At first, things didn’t seem to fit together and we struggled to connect some concepts. But we realized that the rewriting process enabled us to come up with things that we had not thought of before and to make our thoughts more concrete. Because IRI’s trainers, Marcelo Salas and Kim Nayoung, walked around to provide immediate feedback to each team while we were revising our proposals, we were able to use the time more effectively.

The best part of the workshop was that we experienced harmonizing as a single group, while at the same time, we could communicate with the trainers and experts immediately.

In fact, managing a team with multiple members while caring for an infant concurrently has been a challenge to me, but my team members’ regard and support has been the biggest help. I always try to do my best under the circumstances I face and learning civic activism with the Future Democratic Leaders Fellowship is no exception. Being a mother, there’s a lot that limits my engagement in civic movements, but I have always thought of what I can do to contribute. Using the perspective I bring as a mother, I have tried to project what mothers would love to express into our project.

I hope to be able to bring about a tiny impact on bridging mothers to their children by filling in those empty times while North Korean defector mothers and children are parted from each other. I thought my viewpoint as a mother would help our project, so I wanted to make the most of it.

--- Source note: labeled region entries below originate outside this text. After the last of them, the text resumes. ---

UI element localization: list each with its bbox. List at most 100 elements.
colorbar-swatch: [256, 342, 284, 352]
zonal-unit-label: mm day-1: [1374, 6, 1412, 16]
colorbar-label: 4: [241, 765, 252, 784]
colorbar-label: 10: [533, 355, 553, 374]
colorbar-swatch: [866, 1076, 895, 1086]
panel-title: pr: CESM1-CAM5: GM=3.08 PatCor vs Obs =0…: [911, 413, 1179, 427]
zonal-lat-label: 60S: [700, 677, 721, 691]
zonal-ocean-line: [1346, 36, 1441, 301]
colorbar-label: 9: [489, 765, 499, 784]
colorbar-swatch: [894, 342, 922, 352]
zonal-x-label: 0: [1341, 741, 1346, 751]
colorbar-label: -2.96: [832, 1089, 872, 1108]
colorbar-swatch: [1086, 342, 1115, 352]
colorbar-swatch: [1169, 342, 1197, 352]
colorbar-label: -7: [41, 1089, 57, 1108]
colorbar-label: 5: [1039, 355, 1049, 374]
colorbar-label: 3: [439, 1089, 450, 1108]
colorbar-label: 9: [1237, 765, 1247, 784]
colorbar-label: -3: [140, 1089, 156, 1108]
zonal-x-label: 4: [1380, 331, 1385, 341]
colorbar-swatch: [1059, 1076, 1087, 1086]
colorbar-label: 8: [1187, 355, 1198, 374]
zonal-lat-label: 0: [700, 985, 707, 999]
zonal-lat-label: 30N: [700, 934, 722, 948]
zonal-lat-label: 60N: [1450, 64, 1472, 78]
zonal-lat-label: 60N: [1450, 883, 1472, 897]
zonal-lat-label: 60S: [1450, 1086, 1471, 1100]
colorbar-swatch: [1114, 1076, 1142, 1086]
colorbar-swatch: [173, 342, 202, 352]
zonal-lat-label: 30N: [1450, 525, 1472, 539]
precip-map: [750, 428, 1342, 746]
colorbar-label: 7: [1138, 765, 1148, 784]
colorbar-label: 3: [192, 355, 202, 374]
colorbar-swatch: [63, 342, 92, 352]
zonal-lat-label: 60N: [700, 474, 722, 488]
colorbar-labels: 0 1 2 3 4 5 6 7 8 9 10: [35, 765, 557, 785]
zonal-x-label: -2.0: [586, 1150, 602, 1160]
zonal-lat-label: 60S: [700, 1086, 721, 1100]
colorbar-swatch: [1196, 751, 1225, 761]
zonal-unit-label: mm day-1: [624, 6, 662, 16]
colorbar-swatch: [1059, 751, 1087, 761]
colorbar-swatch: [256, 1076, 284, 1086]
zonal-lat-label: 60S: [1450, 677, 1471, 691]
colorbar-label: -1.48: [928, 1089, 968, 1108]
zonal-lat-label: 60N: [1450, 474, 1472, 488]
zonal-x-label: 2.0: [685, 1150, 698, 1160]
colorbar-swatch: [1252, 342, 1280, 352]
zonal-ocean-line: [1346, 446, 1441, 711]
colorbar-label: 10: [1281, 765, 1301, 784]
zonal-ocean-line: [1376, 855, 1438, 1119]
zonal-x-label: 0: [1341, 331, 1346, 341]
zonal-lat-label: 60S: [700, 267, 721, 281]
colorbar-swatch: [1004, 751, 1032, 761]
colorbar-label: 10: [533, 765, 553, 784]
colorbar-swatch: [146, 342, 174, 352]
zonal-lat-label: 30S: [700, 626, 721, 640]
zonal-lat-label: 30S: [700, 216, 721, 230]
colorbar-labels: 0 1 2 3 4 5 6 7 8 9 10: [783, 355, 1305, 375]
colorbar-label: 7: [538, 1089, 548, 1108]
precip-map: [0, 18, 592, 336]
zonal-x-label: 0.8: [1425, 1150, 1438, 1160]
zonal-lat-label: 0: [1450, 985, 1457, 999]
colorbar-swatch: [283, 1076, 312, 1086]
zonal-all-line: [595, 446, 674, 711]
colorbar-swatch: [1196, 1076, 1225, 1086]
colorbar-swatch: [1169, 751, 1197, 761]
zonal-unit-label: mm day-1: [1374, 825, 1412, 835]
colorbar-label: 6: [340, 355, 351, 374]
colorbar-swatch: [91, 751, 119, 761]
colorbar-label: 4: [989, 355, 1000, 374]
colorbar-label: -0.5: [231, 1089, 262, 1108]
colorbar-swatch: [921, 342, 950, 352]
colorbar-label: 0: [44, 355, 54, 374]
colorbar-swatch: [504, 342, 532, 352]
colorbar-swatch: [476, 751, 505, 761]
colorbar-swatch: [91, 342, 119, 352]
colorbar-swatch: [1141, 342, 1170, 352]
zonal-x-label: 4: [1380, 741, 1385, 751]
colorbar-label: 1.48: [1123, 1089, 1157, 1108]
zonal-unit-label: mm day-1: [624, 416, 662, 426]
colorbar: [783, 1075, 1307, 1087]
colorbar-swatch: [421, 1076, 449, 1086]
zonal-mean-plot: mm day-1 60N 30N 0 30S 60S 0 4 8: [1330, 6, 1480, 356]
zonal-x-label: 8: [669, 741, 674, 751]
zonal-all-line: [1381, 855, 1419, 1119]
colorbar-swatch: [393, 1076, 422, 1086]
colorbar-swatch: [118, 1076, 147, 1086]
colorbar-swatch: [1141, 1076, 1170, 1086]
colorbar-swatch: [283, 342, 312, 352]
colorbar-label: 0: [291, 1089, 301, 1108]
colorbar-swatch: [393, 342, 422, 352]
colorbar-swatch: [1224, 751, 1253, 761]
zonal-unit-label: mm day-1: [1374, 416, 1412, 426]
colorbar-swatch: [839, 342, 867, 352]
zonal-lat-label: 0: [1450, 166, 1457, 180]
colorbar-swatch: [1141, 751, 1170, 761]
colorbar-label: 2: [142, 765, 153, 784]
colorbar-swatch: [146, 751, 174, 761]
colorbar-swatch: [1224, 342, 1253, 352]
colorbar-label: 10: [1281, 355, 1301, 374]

Surprisingly, I was so focused on redesigning and presenting the “To Mothers” project during the Ideathon that I was not aware of how fast the time went and what the other teams were doing. After thorough preparation, we finally gave our presentation as if it was normal for us, but when they began announcing the rankings, my team members and I were so nervous. We could not stop thinking that maybe our team didn’t even get ranked; that our project was so bad. But finally, my team was called, and amazingly, we won the first prize. It was just unbelievable.
The Ideathon was truly a challenge to me. However, through my team’s efforts and the results we achieved, the challenge became a new hope: ‘I can do it.’

Thank you IRI and my team Peace Bridge for giving this great opportunity to me.